Published online by Cambridge University Press: 22 September 2009
The ancient world – whether Jewish or Gentile – gave little thought to the ethics of forgiveness. Plutarch and Seneca alone among pre-Christian writers discussed forgiveness and even Aristotle did not list forgiveness as a virtue. In the Hebrew Scriptures, though God was forgiving, forgiveness was not enjoined as a human virtue or duty.
The place and significance of forgiveness changed as a result of the influence of the Christian gospel. Christians understood forgiveness to be integral to the Christian gospel and an attribute of God that they ought to model in their relations with other people. One of the great ethical achievements of the New Testament and the Christian church was to establish forgiveness as a moral virtue. Throughout the two millennia of the Christian era and until very recently, thought, discussion and critical reflection about forgiveness principally took place in the context of Christian theology. Christians had the ‘market niche’ when it came to forgiveness.

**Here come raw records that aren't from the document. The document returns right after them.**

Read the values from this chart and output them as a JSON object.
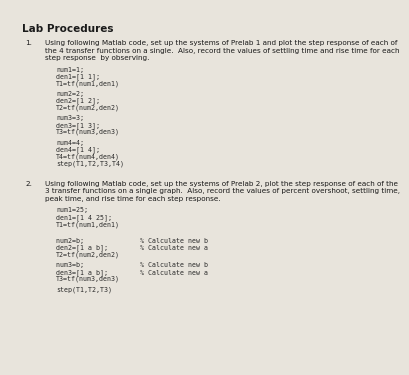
{
  "background_color": "#e8e4dc",
  "text_color": "#1a1a1a",
  "code_color": "#2a2a2a",
  "title": "Lab Procedures",
  "title_fontsize": 7.5,
  "body_fontsize": 5.2,
  "code_fontsize": 4.8,
  "items": [
    {
      "number": "1.",
      "body_lines": [
        "Using following Matlab code, set up the systems of Prelab 1 and plot the step response of each of",
        "the 4 transfer functions on a single.  Also, record the values of settling time and rise time for each",
        "step response  by observing."
      ],
      "code_blocks": [
        [
          "num1=1;",
          "den1=[1 1];",
          "T1=tf(num1,den1)"
        ],
        [
          "num2=2;",
          "den2=[1 2];",
          "T2=tf(num2,den2)"
        ],
        [
          "num3=3;",
          "den3=[1 3];",
          "T3=tf(num3,den3)"
        ],
        [
          "num4=4;",
          "den4=[1 4];",
          "T4=tf(num4,den4)",
          "step(T1,T2,T3,T4)"
        ]
      ]
    },
    {
      "number": "2.",
      "body_lines": [
        "Using following Matlab code, set up the systems of Prelab 2, plot the step response of each of the",
        "3 transfer functions on a single graph.  Also, record the values of percent overshoot, settling time,",
        "peak time, and rise time for each step response."
      ],
      "code_blocks": [
        [
          "num1=25;",
          "den1=[1 4 25];",
          "T1=tf(num1,den1)"
        ],
        [],
        [],
        [
          "num2=b;              % Calculate new b",
          "den2=[1 a b];        % Calculate new a",
          "T2=tf(num2,den2)"
        ],
        [
          "num3=b;              % Calculate new b",
          "den3=[1 a b];        % Calculate new a",
          "T3=tf(num3,den3)"
        ],
        [
          "step(T1,T2,T3)"
        ]
      ]
    }
  ]
}
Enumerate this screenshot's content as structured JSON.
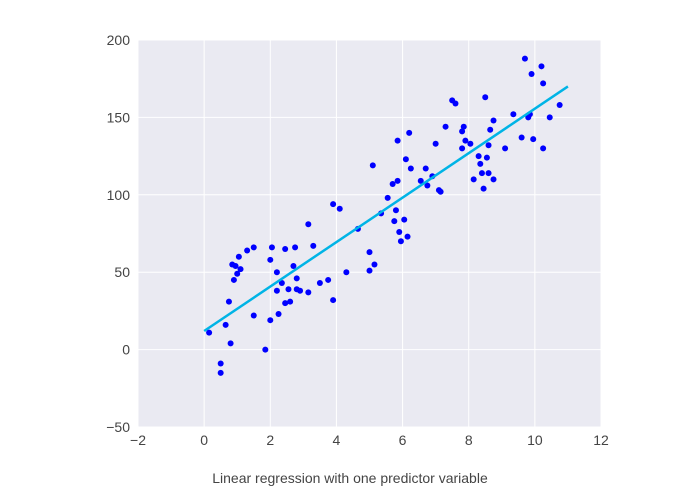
{
  "chart_data": {
    "type": "scatter",
    "title": "",
    "xlabel": "",
    "ylabel": "",
    "caption": "Linear regression with one predictor variable",
    "xlim": [
      -2,
      12
    ],
    "ylim": [
      -50,
      200
    ],
    "xticks": [
      -2,
      0,
      2,
      4,
      6,
      8,
      10,
      12
    ],
    "yticks": [
      -50,
      0,
      50,
      100,
      150,
      200
    ],
    "xtick_labels": [
      "−2",
      "0",
      "2",
      "4",
      "6",
      "8",
      "10",
      "12"
    ],
    "ytick_labels": [
      "−50",
      "0",
      "50",
      "100",
      "150",
      "200"
    ],
    "grid": true,
    "background_color": "#eaeaf2",
    "grid_color": "#ffffff",
    "point_color": "#0000ff",
    "line_color": "#00b4e6",
    "series": [
      {
        "kind": "points",
        "points": [
          [
            0.15,
            11
          ],
          [
            0.5,
            -9
          ],
          [
            0.5,
            -15
          ],
          [
            0.65,
            16
          ],
          [
            0.75,
            31
          ],
          [
            0.8,
            4
          ],
          [
            0.85,
            55
          ],
          [
            0.9,
            45
          ],
          [
            0.95,
            54
          ],
          [
            1.0,
            49
          ],
          [
            1.05,
            60
          ],
          [
            1.1,
            52
          ],
          [
            1.3,
            64
          ],
          [
            1.5,
            66
          ],
          [
            1.5,
            22
          ],
          [
            1.85,
            0
          ],
          [
            2.0,
            58
          ],
          [
            2.0,
            19
          ],
          [
            2.05,
            66
          ],
          [
            2.2,
            50
          ],
          [
            2.2,
            38
          ],
          [
            2.25,
            23
          ],
          [
            2.35,
            43
          ],
          [
            2.45,
            30
          ],
          [
            2.45,
            65
          ],
          [
            2.55,
            39
          ],
          [
            2.6,
            31
          ],
          [
            2.7,
            54
          ],
          [
            2.75,
            66
          ],
          [
            2.8,
            46
          ],
          [
            2.8,
            39
          ],
          [
            2.9,
            38
          ],
          [
            3.15,
            37
          ],
          [
            3.15,
            81
          ],
          [
            3.3,
            67
          ],
          [
            3.5,
            43
          ],
          [
            3.75,
            45
          ],
          [
            3.9,
            32
          ],
          [
            3.9,
            94
          ],
          [
            4.1,
            91
          ],
          [
            4.3,
            50
          ],
          [
            4.65,
            78
          ],
          [
            5.0,
            51
          ],
          [
            5.0,
            63
          ],
          [
            5.1,
            119
          ],
          [
            5.15,
            55
          ],
          [
            5.35,
            88
          ],
          [
            5.55,
            98
          ],
          [
            5.7,
            107
          ],
          [
            5.75,
            83
          ],
          [
            5.8,
            90
          ],
          [
            5.85,
            109
          ],
          [
            5.85,
            135
          ],
          [
            5.9,
            76
          ],
          [
            5.95,
            70
          ],
          [
            6.05,
            84
          ],
          [
            6.1,
            123
          ],
          [
            6.15,
            73
          ],
          [
            6.2,
            140
          ],
          [
            6.25,
            117
          ],
          [
            6.55,
            109
          ],
          [
            6.7,
            117
          ],
          [
            6.75,
            106
          ],
          [
            6.9,
            112
          ],
          [
            7.0,
            133
          ],
          [
            7.1,
            103
          ],
          [
            7.15,
            102
          ],
          [
            7.3,
            144
          ],
          [
            7.5,
            161
          ],
          [
            7.6,
            159
          ],
          [
            7.8,
            130
          ],
          [
            7.8,
            141
          ],
          [
            7.85,
            144
          ],
          [
            7.9,
            135
          ],
          [
            8.05,
            133
          ],
          [
            8.15,
            110
          ],
          [
            8.3,
            125
          ],
          [
            8.35,
            120
          ],
          [
            8.4,
            114
          ],
          [
            8.45,
            104
          ],
          [
            8.5,
            163
          ],
          [
            8.55,
            124
          ],
          [
            8.6,
            132
          ],
          [
            8.6,
            114
          ],
          [
            8.65,
            142
          ],
          [
            8.75,
            148
          ],
          [
            8.75,
            110
          ],
          [
            9.1,
            130
          ],
          [
            9.35,
            152
          ],
          [
            9.6,
            137
          ],
          [
            9.7,
            188
          ],
          [
            9.8,
            150
          ],
          [
            9.85,
            152
          ],
          [
            9.9,
            178
          ],
          [
            9.95,
            136
          ],
          [
            10.2,
            183
          ],
          [
            10.25,
            172
          ],
          [
            10.25,
            130
          ],
          [
            10.45,
            150
          ],
          [
            10.75,
            158
          ]
        ]
      },
      {
        "kind": "regression-line",
        "x": [
          0.0,
          11.0
        ],
        "y": [
          12,
          170
        ]
      }
    ]
  }
}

A significant change occurred in the second half of the twentieth century. The Christian understanding of forgiveness was no longer always the starting point for discourse about forgiveness. Some who reflected on forgiveness – Anne C. Minas is an example in Minas 1975 – specifically distanced themselves from the Christian traditions about forgiveness. Christians lost the ‘market niche’ on the subject in this period.